Champagne : Vers 100 % de viticulture écologique
Le CIVC, l'interprofession champenoise, a sorti son référentiel viticulture raisonnée dès 2001. « Nous sommes partis du principe que les efforts de tous ont plus d'effet que les prouesses de quelques-uns. Si nous voulons être efficaces en matière d'environnement, c'est une affaire collective. Notre objectif est donc d'avoir 100 % des exploitants en mouvement », martèle Arnaud Descôtes, responsable environnement du CIVC.
Treize ans après, les effets sont notables : les quantités de pesticides appliquées ont diminué de 50 % en quinze ans, l'enherbement des vignes et de leurs contours s'est développé (doublement des surfaces depuis cinq ans) et la totalité des effluents vinicoles sont traités. Mais, peu à peu, la démarche s'est essoufflée. Et les écarts se sont creusés entre les viticulteurs les plus engagés en faveur de l'environnement et les autres.

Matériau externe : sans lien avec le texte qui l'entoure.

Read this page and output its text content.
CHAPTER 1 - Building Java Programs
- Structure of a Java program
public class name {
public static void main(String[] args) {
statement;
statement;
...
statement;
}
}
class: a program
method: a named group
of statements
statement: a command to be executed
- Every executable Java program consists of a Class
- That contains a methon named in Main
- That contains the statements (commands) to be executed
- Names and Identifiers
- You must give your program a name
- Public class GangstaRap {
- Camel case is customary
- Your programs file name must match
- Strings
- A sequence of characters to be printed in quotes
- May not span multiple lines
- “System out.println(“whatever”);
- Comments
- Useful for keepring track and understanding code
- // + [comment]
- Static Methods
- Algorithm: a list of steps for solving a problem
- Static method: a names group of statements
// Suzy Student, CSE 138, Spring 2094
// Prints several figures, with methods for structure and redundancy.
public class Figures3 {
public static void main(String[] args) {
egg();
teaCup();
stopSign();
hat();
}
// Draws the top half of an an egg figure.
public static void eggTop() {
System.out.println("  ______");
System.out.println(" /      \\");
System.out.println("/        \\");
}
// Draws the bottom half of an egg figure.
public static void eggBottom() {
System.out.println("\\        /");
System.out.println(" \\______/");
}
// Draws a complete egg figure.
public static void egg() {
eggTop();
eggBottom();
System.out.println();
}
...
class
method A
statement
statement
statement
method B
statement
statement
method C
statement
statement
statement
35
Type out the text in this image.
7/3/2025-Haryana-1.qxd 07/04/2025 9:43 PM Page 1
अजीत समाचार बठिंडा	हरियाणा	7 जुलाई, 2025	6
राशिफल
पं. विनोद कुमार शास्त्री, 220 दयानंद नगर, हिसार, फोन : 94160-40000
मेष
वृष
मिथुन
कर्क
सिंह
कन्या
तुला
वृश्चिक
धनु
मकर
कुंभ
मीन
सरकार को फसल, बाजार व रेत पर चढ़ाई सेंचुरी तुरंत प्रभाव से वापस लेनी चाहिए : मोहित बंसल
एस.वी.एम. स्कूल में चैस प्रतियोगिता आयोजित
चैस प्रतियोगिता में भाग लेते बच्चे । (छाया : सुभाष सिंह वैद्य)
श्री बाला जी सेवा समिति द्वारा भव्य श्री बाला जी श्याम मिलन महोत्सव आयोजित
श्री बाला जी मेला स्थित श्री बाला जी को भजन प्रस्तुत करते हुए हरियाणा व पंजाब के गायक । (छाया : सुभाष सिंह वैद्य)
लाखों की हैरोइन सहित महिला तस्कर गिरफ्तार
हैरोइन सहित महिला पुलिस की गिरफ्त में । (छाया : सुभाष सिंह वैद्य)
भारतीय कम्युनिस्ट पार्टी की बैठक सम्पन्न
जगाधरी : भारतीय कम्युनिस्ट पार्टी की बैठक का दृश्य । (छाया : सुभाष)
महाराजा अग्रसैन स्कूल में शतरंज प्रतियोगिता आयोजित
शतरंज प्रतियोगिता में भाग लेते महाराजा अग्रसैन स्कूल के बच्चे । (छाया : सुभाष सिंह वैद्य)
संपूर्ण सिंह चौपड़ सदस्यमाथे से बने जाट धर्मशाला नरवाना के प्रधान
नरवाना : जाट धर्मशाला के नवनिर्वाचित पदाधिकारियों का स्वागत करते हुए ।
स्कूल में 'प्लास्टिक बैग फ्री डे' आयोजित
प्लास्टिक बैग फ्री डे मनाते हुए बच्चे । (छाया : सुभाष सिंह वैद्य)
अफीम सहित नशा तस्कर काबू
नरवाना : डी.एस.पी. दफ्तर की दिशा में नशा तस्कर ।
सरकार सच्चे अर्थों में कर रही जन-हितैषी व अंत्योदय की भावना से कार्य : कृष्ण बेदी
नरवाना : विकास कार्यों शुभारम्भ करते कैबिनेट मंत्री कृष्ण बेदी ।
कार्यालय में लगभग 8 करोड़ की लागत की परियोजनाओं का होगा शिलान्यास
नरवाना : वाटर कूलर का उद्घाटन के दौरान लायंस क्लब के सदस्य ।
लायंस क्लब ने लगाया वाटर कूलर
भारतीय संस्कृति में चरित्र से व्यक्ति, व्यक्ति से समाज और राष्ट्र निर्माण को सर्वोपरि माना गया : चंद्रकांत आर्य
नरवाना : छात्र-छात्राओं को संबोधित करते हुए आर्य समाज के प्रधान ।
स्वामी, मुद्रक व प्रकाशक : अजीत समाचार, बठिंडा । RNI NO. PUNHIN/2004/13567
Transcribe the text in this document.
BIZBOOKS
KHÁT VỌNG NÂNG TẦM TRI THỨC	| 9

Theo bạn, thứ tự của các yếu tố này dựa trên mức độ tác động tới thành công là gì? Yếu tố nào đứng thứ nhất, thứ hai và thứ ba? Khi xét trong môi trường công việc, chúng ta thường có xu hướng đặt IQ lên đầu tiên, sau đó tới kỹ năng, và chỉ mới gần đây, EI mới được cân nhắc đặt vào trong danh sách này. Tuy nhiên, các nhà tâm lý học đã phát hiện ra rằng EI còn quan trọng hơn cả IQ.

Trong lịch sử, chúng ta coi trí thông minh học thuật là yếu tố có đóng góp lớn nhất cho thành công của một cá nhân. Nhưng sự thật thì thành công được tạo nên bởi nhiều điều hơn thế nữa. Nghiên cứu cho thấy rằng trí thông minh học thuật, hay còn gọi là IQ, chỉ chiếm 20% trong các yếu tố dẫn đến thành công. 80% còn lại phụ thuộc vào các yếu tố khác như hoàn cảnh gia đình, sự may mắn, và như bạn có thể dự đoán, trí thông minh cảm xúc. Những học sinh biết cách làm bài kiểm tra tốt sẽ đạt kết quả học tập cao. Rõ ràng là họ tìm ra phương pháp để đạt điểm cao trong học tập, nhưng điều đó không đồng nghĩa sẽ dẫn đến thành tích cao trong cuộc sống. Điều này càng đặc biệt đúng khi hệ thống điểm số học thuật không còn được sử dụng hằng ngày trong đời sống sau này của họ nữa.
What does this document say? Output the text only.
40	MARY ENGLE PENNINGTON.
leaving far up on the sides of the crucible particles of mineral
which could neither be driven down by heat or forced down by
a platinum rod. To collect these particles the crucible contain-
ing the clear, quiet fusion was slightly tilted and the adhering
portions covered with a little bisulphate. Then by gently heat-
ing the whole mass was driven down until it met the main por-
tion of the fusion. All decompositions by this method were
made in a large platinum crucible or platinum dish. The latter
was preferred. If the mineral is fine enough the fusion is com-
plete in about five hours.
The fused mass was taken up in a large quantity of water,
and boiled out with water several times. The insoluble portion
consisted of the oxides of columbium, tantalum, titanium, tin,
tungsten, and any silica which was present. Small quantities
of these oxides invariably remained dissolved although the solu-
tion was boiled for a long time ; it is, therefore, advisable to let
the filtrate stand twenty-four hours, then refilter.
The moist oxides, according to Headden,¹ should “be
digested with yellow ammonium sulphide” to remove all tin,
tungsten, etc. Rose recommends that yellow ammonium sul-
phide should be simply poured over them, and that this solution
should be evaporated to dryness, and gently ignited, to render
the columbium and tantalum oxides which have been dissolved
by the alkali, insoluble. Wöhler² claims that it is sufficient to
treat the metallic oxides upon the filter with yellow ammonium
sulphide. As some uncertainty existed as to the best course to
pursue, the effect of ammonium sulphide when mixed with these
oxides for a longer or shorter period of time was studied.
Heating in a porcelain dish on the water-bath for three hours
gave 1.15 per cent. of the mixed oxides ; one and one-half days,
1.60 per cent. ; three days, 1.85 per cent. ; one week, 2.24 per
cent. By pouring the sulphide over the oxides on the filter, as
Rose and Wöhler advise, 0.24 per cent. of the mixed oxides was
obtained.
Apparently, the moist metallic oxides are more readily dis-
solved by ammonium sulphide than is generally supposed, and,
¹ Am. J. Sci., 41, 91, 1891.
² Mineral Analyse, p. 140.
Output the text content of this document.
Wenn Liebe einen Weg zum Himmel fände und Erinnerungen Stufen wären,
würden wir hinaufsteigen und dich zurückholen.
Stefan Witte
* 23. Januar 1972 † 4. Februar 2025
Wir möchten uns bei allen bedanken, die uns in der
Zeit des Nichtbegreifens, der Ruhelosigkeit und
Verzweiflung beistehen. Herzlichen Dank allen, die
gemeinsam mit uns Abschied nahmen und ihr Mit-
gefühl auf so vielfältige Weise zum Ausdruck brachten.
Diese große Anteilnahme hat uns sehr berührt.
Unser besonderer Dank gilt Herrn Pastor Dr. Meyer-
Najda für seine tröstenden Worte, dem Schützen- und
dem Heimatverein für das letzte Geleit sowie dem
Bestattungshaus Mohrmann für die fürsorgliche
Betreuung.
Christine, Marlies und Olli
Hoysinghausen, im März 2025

En avril dernier, le CIVC a relancé la machine en offrant à ceux qui le souhaite la possibilité de se faire certifier « Viticulture durable en Champagne ». « Nous répondons à la demande de certains professionnels qui désirent une reconnaissance de leurs efforts », justifie Arnaud Descôtes. La démarche repose toujours sur un socle commun : le référentiel technique. Le CIVC l'a remis à jour et il comprend désormais 125 mesures. « Nous avons ajouté quelques points réglementaires (programme d'action nitrates, certiphyto) et de nouvelles préconisations techniques sur les paysages, le bilan carbone, etc. Nous avons également pris en compte les exigences de la certification environnementale des exploitations agricoles mise en place par le gouvernement, ce qui laisse la possibilité à tous les Champenois de demander une double certification : Viticulture durable en Champagne et HVE », précise Arnaud Descôtes.
Le référentiel champenois couvre un périmètre bien plus large que celui de la certification HVE. Il intègre en effet, des exigences liées à la protection des paysages comme par exemple la mise en place de piquets en bois, des exigences liées à la gestion des déchets ou encore à la réduction de l'empreinte carbone. Pour obtenir la certification, il faut respecter au moins 90 % des règles du référentiel : l'intégralité des 91 obligations majeures et au moins 20 des 34 mesures vis-à-vis desquelles les écarts sont jugés mineurs. La certification est valable trois ans. Les contrôles sont réalisés par un organisme indépendant agréé pour la certification environnementale des exploitations agricoles.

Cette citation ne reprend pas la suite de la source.